The Dark Tower
Directed by: Nikolaj Arcel
Starring: Idris Elba, Matthew McConaughey, Tom Taylor
Rated: PG-13 for thematic material including sequences of gun violence and action.
Translating a book (or books) into a movie is a tricky proposition, like disassembling a car for parts and using those parts to build a motorcycle. They’re both story-telling vehicles, but they have a whole bunch of differences. The “The Dark Tower” books by Stephen King have been thoroughly popular for years, offering an epic story packed with complex interrelations and details. By its very nature, a film was going to have to distill at least a good-sized chunk of that material down into just a couple of hours. Even without having read the books, it’s obvious that while they were doing that, one of the things that evaporated was its heart.
The plot works great on paper: young Jake (Tom Taylor) keeps having nightmares about a struggle between the last Gunslinger, Roland (Idris Elba), and the Man in Black (Matthew McConaughey). The Man in Black killed all the other Gunslingers, as part of his quest to destroy the tower that protects the universe from unknowably horrifying monsters. Jake finds his way to the dimension Roland is in, and joins the quest to save the tower and get revenge on the Man in Black.
Elba and McConaughey are heavy-hitters when it comes to movies, chewing scenery when appropriate and handling emotional scenes with aplomb. But even they can’t overcome mediocre directing and a clunky script. It feels like the movie is written in shorthand, but it’s a shorthand newcomers don’t understand and book-lovers will likely find skips over too much.
In recent interviews, director Nikolaj Arcel has confirmed that the movie is intended to be a repetition of the same cycle covered in the books – each time Roland saves the tower, everything essentially gets reset and the process starts over. So, things aren’t the same as in the cycle described by the books. Unfortunately, the film also has to stand on its own, and it doesn’t. The pieces are all there, but the emotional glue that binds them together is just… not.

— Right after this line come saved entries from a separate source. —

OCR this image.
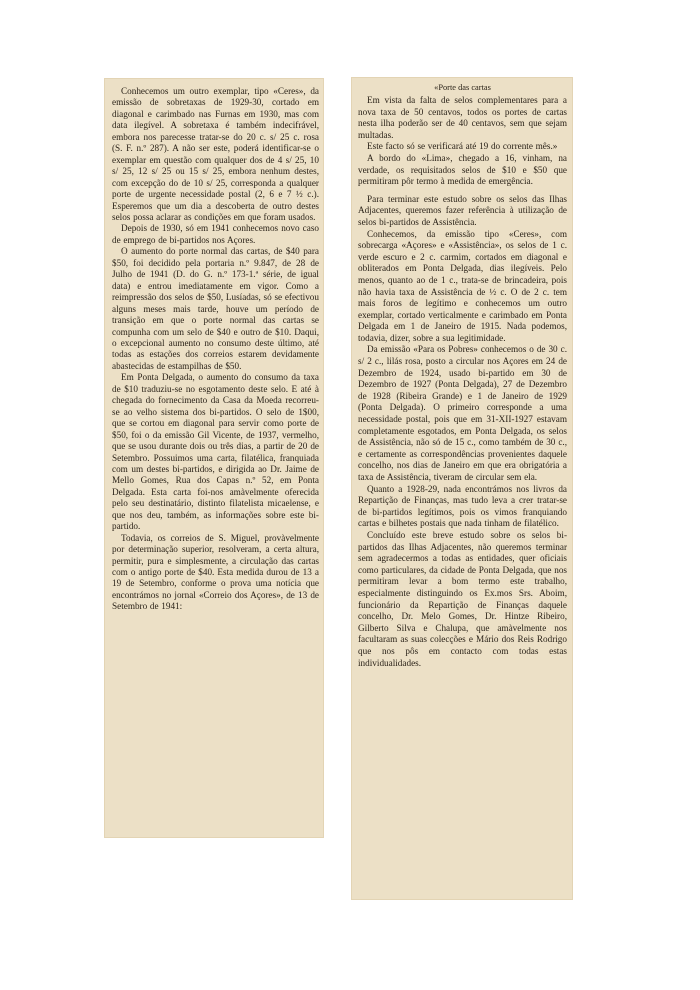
Conhecemos um outro exemplar, tipo «Ceres», da emissão de sobretaxas de 1929-30, cortado em diagonal e carimbado nas Furnas em 1930, mas com data ilegível. A sobretaxa é também indecifrável, embora nos parecesse tratar-se do 20 c. s/ 25 c. rosa (S. F. n.º 287). A não ser este, poderá identificar-se o exemplar em questão com qualquer dos de 4 s/ 25, 10 s/ 25, 12 s/ 25 ou 15 s/ 25, embora nenhum destes, com excepção do de 10 s/ 25, corresponda a qualquer porte de urgente necessidade postal (2, 6 e 7 ½ c.). Esperemos que um dia a descoberta de outro destes selos possa aclarar as condições em que foram usados.

Depois de 1930, só em 1941 conhecemos novo caso de emprego de bi-partidos nos Açores.

O aumento do porte normal das cartas, de $40 para $50, foi decidido pela portaria n.º 9.847, de 28 de Julho de 1941 (D. do G. n.º 173-1.ª série, de igual data) e entrou imediatamente em vigor. Como a reimpressão dos selos de $50, Lusíadas, só se efectivou alguns meses mais tarde, houve um período de transição em que o porte normal das cartas se compunha com um selo de $40 e outro de $10. Daqui, o excepcional aumento no consumo deste último, até todas as estações dos correios estarem devidamente abastecidas de estampilhas de $50.

Em Ponta Delgada, o aumento do consumo da taxa de $10 traduziu-se no esgotamento deste selo. E até à chegada do fornecimento da Casa da Moeda recorreu-se ao velho sistema dos bi-partidos. O selo de 1$00, que se cortou em diagonal para servir como porte de $50, foi o da emissão Gil Vicente, de 1937, vermelho, que se usou durante dois ou três dias, a partir de 20 de Setembro. Possuimos uma carta, filatélica, franquiada com um destes bi-partidos, e dirigida ao Dr. Jaime de Mello Gomes, Rua dos Capas n.º 52, em Ponta Delgada. Esta carta foi-nos amàvelmente oferecida pelo seu destinatário, distinto filatelista micaelense, e que nos deu, também, as informações sobre este bi-partido.

Todavia, os correios de S. Miguel, provàvelmente por determinação superior, resolveram, a certa altura, permitir, pura e simplesmente, a circulação das cartas com o antigo porte de $40. Esta medida durou de 13 a 19 de Setembro, conforme o prova uma notícia que encontrámos no jornal «Correio dos Açores», de 13 de Setembro de 1941:

«Porte das cartas

Em vista da falta de selos complementares para a nova taxa de 50 centavos, todos os portes de cartas nesta ilha poderão ser de 40 centavos, sem que sejam multadas.

Este facto só se verificará até 19 do corrente mês.»

A bordo do «Lima», chegado a 16, vinham, na verdade, os requisitados selos de $10 e $50 que permitiram pôr termo à medida de emergência.

Para terminar este estudo sobre os selos das Ilhas Adjacentes, queremos fazer referência à utilização de selos bi-partidos de Assistência.

Conhecemos, da emissão tipo «Ceres», com sobrecarga «Açores» e «Assistência», os selos de 1 c. verde escuro e 2 c. carmim, cortados em diagonal e obliterados em Ponta Delgada, dias ilegíveis. Pelo menos, quanto ao de 1 c., trata-se de brincadeira, pois não havia taxa de Assistência de ½ c. O de 2 c. tem mais foros de legítimo e conhecemos um outro exemplar, cortado verticalmente e carimbado em Ponta Delgada em 1 de Janeiro de 1915. Nada podemos, todavia, dizer, sobre a sua legitimidade.

Da emissão «Para os Pobres» conhecemos o de 30 c. s/ 2 c., lilás rosa, posto a circular nos Açores em 24 de Dezembro de 1924, usado bi-partido em 30 de Dezembro de 1927 (Ponta Delgada), 27 de Dezembro de 1928 (Ribeira Grande) e 1 de Janeiro de 1929 (Ponta Delgada). O primeiro corresponde a uma necessidade postal, pois que em 31-XII-1927 estavam completamente esgotados, em Ponta Delgada, os selos de Assistência, não só de 15 c., como também de 30 c., e certamente as correspondências provenientes daquele concelho, nos dias de Janeiro em que era obrigatória a taxa de Assistência, tiveram de circular sem ela.

Quanto a 1928-29, nada encontrámos nos livros da Repartição de Finanças, mas tudo leva a crer tratar-se de bi-partidos legítimos, pois os vimos franquiando cartas e bilhetes postais que nada tinham de filatélico.

Concluído este breve estudo sobre os selos bi-partidos das Ilhas Adjacentes, não queremos terminar sem agradecermos a todas as entidades, quer oficiais como particulares, da cidade de Ponta Delgada, que nos permitiram levar a bom termo este trabalho, especialmente distinguindo os Ex.mos Srs. Aboim, funcionário da Repartição de Finanças daquele concelho, Dr. Melo Gomes, Dr. Hintze Ribeiro, Gilberto Silva e Chalupa, que amàvelmente nos facultaram as suas colecções e Mário dos Reis Rodrigo que nos pôs em contacto com todas estas individualidades.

It’s increasingly frustrating as the film goes on – everything else about it is at least competent, and often excellent. The special effects are cool, even when it’s not at all clear what’s driving the action they portray. McConaughey seems to be enjoying himself and gets some good dialog and pretty cool magical abilities, but most of his screentime is whipped through so briskly that we don’t get to enjoy it. The makeup used on the strange creatures who serve the Man in Black is mostly very good, but we never find out who or what they are, or why the Man in Black requires them to pretend to be human all the time.

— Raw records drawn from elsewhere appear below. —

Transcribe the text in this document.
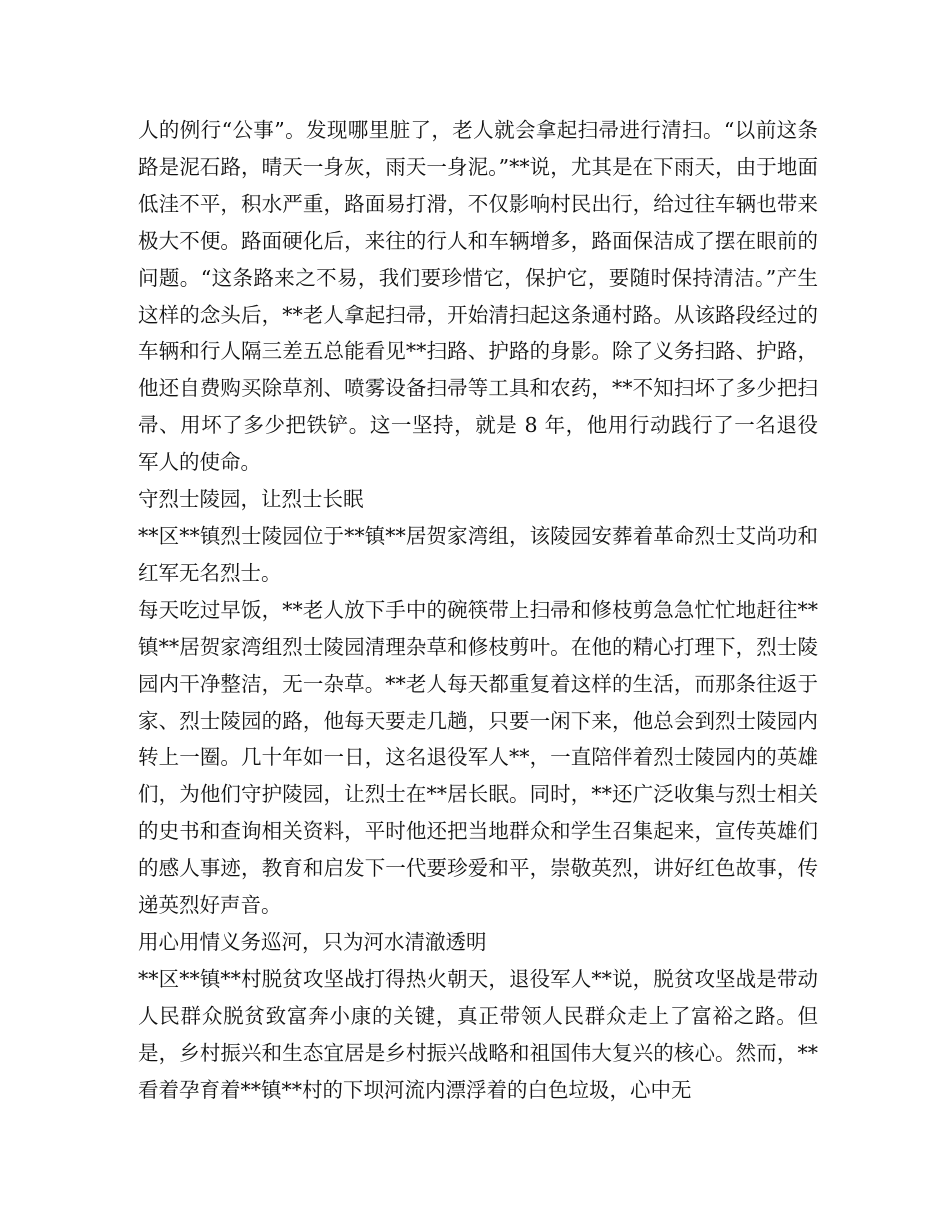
人的例行“公事”。发现哪里脏了，老人就会拿起扫帚进行清扫。“以前这条路是泥石路，晴天一身灰，雨天一身泥。”**说，尤其是在下雨天，由于地面低洼不平，积水严重，路面易打滑，不仅影响村民出行，给过往车辆也带来极大不便。路面硬化后，来往的行人和车辆增多，路面保洁成了摆在眼前的问题。“这条路来之不易，我们要珍惜它，保护它，要随时保持清洁。”产生这样的念头后，**老人拿起扫帚，开始清扫起这条通村路。从该路段经过的车辆和行人隔三差五总能看见**扫路、护路的身影。除了义务扫路、护路，他还自费购买除草剂、喷雾设备扫帚等工具和农药，**不知扫坏了多少把扫帚、用坏了多少把铁铲。这一坚持，就是 8 年，他用行动践行了一名退役军人的使命。

守烈士陵园，让烈士长眠

**区**镇烈士陵园位于**镇**居贺家湾组，该陵园安葬着革命烈士艾尚功和红军无名烈士。

每天吃过早饭，**老人放下手中的碗筷带上扫帚和修枝剪急急忙忙地赶往**镇**居贺家湾组烈士陵园清理杂草和修枝剪叶。在他的精心打理下，烈士陵园内干净整洁，无一杂草。**老人每天都重复着这样的生活，而那条往返于家、烈士陵园的路，他每天要走几趟，只要一闲下来，他总会到烈士陵园内转上一圈。几十年如一日，这名退役军人**，一直陪伴着烈士陵园内的英雄们，为他们守护陵园，让烈士在**居长眠。同时，**还广泛收集与烈士相关的史书和查询相关资料，平时他还把当地群众和学生召集起来，宣传英雄们的感人事迹，教育和启发下一代要珍爱和平，崇敬英烈，讲好红色故事，传递英烈好声音。

用心用情义务巡河，只为河水清澈透明

**区**镇**村脱贫攻坚战打得热火朝天，退役军人**说，脱贫攻坚战是带动人民群众脱贫致富奔小康的关键，真正带领人民群众走上了富裕之路。但是，乡村振兴和生态宜居是乡村振兴战略和祖国伟大复兴的核心。然而，**看着孕育着**镇**村的下坝河流内漂浮着的白色垃圾，心中无
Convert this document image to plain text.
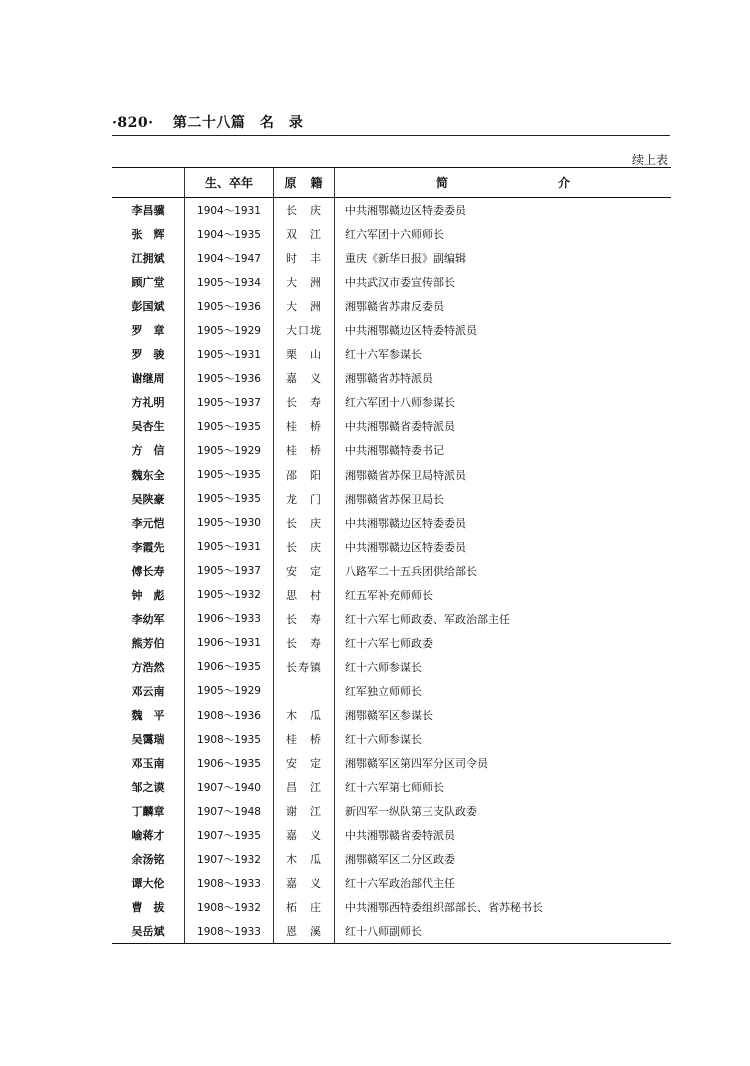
·820· 第二十八篇　名　录
续上表
	生、卒年	原　籍	简 介
李昌骥	1904～1931	长　庆	中共湘鄂赣边区特委委员
张　辉	1904～1935	双　江	红六军团十六师师长
江拥斌	1904～1947	时　丰	重庆《新华日报》副编辑
顾广堂	1905～1934	大　洲	中共武汉市委宣传部长
彭国斌	1905～1936	大　洲	湘鄂赣省苏肃反委员
罗　章	1905～1929	大口垅	中共湘鄂赣边区特委特派员
罗　骏	1905～1931	栗　山	红十六军参谋长
谢继周	1905～1936	嘉　义	湘鄂赣省苏特派员
方礼明	1905～1937	长　寿	红六军团十八师参谋长
吴杏生	1905～1935	桂　桥	中共湘鄂赣省委特派员
方　信	1905～1929	桂　桥	中共湘鄂赣特委书记
魏东全	1905～1935	邵　阳	湘鄂赣省苏保卫局特派员
吴陕豪	1905～1935	龙　门	湘鄂赣省苏保卫局长
李元恺	1905～1930	长　庆	中共湘鄂赣边区特委委员
李霞先	1905～1931	长　庆	中共湘鄂赣边区特委委员
傅长寿	1905～1937	安　定	八路军二十五兵团供给部长
钟　彪	1905～1932	思　村	红五军补充师师长
李幼军	1906～1933	长　寿	红十六军七师政委、军政治部主任
熊芳伯	1906～1931	长　寿	红十六军七师政委
方浩然	1906～1935	长寿镇	红十六师参谋长
邓云南	1905～1929		红军独立师师长
魏　平	1908～1936	木　瓜	湘鄂赣军区参谋长
吴霭瑞	1908～1935	桂　桥	红十六师参谋长
邓玉南	1906～1935	安　定	湘鄂赣军区第四军分区司令员
邹之谟	1907～1940	昌　江	红十六军第七师师长
丁麟章	1907～1948	谢　江	新四军一纵队第三支队政委
喻蒋才	1907～1935	嘉　义	中共湘鄂赣省委特派员
余汤铭	1907～1932	木　瓜	湘鄂赣军区二分区政委
谭大伦	1908～1933	嘉　义	红十六军政治部代主任
曹　拔	1908～1932	柘　庄	中共湘鄂西特委组织部部长、省苏秘书长
吴岳斌	1908～1933	恩　溪	红十八师副师长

There are apparently plans for a sequel and a television series treading the same narrative path as “The Dark Tower,” but if the poor box office numbers are any indication, those may be on hold indefinitely. It’s a shame, because this is a story with a whole lot of potential. It’s probably worth seeing if you are a huge fan of one of the actors or a completist fan of Stephen King, but even then, you’re probably better off waiting for it to hit the second-run theaters. This is not a film that’s worth the cost of a full-price ticket on top of taking up an hour and a half of your life.